Recent Digital Security Breaches Have Affected Millions

In the past five years alone, numerous digital security breaches have made headlines around the world. In 2013, a large-scale attack on Target’s payment system affected 40 million customers and compromised the retail store chain’s reputation. More recently, an attack on retail chain Debenhams exposed the private data of more than 25,000 customers.

Security experts suggest that while high-tech supply chains should be able to prevent these breaches, many actually create additional avenues for attackers to access sensitive information. Fortunately, businesses in all industries can learn from these attacks and take steps to mitigate their risks moving forward.

Well-Rounded Digital Security Plans Are Essential

With so many digital security risks on the horizon, it isn’t always easy for businesses to know where to focus their energy or resources.

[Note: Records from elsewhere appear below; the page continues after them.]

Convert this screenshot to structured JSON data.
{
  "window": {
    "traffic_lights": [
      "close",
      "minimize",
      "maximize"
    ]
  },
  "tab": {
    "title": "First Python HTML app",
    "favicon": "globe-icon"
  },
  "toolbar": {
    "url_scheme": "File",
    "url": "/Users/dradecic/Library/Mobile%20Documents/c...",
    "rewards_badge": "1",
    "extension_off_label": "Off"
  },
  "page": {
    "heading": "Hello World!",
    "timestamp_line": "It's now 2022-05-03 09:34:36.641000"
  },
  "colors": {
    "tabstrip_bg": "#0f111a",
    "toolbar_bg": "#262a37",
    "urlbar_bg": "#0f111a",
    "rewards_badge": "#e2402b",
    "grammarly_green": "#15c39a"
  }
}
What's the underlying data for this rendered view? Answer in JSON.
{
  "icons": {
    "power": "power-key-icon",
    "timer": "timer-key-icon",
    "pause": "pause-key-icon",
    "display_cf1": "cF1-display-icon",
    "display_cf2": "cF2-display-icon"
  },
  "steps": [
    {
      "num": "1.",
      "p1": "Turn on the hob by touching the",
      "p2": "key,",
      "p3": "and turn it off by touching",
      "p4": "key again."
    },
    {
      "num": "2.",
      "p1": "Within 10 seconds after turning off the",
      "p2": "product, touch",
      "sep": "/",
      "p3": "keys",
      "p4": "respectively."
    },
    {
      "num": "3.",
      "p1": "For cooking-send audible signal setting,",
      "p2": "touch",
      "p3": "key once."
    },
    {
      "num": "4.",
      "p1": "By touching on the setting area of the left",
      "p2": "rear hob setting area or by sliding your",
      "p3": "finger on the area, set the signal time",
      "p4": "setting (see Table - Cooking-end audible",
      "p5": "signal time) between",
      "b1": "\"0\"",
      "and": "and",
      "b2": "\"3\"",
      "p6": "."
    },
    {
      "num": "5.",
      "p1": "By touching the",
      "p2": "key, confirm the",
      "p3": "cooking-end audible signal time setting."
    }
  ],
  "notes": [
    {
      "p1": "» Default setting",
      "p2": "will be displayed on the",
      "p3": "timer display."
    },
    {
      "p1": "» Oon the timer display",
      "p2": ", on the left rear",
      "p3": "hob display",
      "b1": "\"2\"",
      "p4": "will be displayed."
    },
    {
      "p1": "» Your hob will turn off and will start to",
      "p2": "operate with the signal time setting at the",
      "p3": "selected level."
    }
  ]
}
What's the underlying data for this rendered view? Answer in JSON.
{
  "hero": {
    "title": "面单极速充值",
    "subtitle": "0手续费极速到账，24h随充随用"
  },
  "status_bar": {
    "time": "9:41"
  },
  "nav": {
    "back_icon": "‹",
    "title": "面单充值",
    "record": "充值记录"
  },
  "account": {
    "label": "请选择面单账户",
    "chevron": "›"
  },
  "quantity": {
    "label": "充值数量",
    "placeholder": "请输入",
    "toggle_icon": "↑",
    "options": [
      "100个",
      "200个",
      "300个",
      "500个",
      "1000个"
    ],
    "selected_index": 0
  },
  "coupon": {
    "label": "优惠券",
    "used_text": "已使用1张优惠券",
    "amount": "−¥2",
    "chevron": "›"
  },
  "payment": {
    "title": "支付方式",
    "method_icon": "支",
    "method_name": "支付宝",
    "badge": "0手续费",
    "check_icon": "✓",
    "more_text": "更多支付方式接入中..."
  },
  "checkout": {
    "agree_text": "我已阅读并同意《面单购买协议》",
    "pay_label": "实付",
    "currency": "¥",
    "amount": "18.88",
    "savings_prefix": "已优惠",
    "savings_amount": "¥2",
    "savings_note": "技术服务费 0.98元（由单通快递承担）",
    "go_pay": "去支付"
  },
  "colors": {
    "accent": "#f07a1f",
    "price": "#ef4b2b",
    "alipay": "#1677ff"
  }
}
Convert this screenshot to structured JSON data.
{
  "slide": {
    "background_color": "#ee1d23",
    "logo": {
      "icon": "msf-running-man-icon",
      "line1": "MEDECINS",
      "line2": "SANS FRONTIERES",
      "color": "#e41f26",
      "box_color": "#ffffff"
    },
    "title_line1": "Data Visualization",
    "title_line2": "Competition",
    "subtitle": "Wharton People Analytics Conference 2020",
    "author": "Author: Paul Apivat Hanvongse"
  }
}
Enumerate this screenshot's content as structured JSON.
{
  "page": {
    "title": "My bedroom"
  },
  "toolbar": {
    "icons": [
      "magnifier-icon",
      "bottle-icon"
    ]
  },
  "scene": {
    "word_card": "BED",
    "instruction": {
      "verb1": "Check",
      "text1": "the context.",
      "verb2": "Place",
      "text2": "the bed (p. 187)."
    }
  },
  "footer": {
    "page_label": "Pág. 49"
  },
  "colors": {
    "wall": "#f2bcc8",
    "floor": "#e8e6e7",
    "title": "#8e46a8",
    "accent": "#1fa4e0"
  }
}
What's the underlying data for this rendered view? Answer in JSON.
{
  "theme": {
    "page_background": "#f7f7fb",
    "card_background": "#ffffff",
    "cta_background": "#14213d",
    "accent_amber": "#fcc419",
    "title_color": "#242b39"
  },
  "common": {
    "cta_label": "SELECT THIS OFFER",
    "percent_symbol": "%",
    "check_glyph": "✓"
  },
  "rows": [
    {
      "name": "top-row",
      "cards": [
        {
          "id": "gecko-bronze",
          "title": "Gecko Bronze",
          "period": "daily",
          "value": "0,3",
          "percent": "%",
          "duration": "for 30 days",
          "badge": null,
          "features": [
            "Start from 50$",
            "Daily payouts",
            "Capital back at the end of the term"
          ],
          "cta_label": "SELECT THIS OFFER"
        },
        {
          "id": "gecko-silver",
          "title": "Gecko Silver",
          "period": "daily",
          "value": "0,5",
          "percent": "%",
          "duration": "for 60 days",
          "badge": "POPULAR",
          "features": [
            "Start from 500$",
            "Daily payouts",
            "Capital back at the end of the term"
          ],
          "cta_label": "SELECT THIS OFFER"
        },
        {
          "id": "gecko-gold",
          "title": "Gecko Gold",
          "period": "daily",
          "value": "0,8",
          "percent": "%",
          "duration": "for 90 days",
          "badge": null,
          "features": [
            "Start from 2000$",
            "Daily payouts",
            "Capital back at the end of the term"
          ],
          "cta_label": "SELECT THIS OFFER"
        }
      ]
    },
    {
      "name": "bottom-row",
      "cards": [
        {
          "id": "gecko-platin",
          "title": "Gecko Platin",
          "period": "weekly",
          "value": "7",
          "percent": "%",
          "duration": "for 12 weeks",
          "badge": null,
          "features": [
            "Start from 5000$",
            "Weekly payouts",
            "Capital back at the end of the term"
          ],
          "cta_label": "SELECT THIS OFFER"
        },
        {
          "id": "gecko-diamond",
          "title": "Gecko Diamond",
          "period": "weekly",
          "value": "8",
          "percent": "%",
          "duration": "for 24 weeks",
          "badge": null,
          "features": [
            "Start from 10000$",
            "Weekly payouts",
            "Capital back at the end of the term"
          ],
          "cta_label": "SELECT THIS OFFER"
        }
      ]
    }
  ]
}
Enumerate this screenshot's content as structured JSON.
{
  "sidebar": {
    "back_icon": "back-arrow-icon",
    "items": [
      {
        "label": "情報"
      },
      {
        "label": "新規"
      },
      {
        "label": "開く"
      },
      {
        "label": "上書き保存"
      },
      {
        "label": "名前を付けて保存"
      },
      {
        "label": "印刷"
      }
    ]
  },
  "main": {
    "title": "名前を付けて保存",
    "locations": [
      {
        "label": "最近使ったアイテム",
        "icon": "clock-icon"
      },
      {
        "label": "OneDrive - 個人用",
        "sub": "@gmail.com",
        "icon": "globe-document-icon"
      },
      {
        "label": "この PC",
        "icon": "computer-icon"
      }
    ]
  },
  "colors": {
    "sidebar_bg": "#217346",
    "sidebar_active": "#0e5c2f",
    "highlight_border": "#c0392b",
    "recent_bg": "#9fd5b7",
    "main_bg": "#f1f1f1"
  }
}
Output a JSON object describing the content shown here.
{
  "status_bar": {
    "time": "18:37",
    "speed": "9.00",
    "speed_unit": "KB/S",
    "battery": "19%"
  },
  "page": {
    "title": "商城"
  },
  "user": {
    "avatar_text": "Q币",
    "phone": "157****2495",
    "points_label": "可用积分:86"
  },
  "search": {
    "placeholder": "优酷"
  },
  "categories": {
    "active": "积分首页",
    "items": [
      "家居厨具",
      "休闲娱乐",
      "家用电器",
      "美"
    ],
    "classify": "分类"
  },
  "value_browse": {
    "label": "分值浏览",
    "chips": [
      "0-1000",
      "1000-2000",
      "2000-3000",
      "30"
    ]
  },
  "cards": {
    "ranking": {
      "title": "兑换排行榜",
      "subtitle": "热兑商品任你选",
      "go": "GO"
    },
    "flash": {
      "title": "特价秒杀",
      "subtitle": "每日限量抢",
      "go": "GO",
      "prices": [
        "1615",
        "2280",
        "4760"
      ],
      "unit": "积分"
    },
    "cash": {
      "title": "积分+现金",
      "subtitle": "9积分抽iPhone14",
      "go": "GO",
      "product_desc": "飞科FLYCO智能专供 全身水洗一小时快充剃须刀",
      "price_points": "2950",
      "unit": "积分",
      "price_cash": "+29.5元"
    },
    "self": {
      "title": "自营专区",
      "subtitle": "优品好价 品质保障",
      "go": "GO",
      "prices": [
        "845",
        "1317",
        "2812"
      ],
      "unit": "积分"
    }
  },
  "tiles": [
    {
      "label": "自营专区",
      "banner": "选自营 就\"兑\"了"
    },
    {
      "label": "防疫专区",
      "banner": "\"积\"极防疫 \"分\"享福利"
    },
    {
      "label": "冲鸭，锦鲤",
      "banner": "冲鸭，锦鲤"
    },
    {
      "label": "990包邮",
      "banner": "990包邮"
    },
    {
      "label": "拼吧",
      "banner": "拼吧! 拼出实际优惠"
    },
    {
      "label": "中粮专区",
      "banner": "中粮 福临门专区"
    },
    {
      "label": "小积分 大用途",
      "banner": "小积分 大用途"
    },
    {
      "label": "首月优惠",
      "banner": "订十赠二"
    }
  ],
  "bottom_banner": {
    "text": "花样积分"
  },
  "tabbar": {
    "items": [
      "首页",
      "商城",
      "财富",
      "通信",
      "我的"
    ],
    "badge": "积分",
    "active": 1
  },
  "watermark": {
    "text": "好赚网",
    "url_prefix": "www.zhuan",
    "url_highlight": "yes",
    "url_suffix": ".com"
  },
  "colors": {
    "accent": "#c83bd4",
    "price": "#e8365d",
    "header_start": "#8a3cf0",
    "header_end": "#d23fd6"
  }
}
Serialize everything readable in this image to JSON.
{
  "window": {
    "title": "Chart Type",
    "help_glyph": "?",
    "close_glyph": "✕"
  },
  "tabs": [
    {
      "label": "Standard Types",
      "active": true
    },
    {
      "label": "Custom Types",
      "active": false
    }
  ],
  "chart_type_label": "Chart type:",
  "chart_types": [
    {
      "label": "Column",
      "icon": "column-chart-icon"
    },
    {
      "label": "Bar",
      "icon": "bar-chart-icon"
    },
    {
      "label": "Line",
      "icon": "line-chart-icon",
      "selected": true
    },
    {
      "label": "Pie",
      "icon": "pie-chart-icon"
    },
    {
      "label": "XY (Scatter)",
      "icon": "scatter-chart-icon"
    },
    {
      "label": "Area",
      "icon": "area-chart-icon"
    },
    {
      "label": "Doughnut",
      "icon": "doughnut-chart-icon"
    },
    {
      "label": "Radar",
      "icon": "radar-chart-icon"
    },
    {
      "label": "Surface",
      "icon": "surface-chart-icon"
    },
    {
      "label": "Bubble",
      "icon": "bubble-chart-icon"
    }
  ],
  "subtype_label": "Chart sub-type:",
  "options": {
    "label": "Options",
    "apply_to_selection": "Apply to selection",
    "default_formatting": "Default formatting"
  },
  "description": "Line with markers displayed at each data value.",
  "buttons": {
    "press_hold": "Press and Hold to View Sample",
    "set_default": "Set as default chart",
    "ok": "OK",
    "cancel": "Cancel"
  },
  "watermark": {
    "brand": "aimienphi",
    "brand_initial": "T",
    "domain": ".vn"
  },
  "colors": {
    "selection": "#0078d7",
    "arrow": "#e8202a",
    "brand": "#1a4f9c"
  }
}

As Paul Kurtz, co-founder and CEO of TruSTAR explains, simply securing computers and smart devices or protecting email accounts isn’t enough. As businesses adopt a more smart technology, they must assess and secure each piece of equipment, even the HVAC system, which attackers used to access Target’s systems in 2013.

Along the same lines, companies whose supply chains rely on managed service providers (MSPs) or cloud services must ensure that the vendors they choose can meet their security needs. Since MSPs and cloud services have become frequent targets for cyber attacks, it’s essential for companies to understand how prepared their vendors are to combat attacks and protect client data. Businesses should also be prepared to clarify whether these vendors comply with regulatory requirements or if they have sufficient incident response plans.

Businesses Must Develop Resilient Supply Chains

For companies large and small, building resistance often starts with developing a reliable plan for finding and dealing with supply chain vulnerabilities. Businesses should consider working with their information technology teams to design methods for spotting security breaches early on and create timelines for warning relevant parties or taking other prescribed actions.

Small businesses may find that establishing effective supply chain security practices is too much for a small team or a limited budget to take on. However, partnering with peers may give small businesses better opportunities for increasing supply chain resilience and improving security practices for the industry as a whole.

While companies have a few options for improving and securing their supply chains, one thing is certain. Since cyber attacks can affect virtually any sector, businesses in all industries must remain proactive about identifying and addressing security issues. By taking steps to make supply chains more resilient and security networks more robust, businesses can mitigate these growing risks.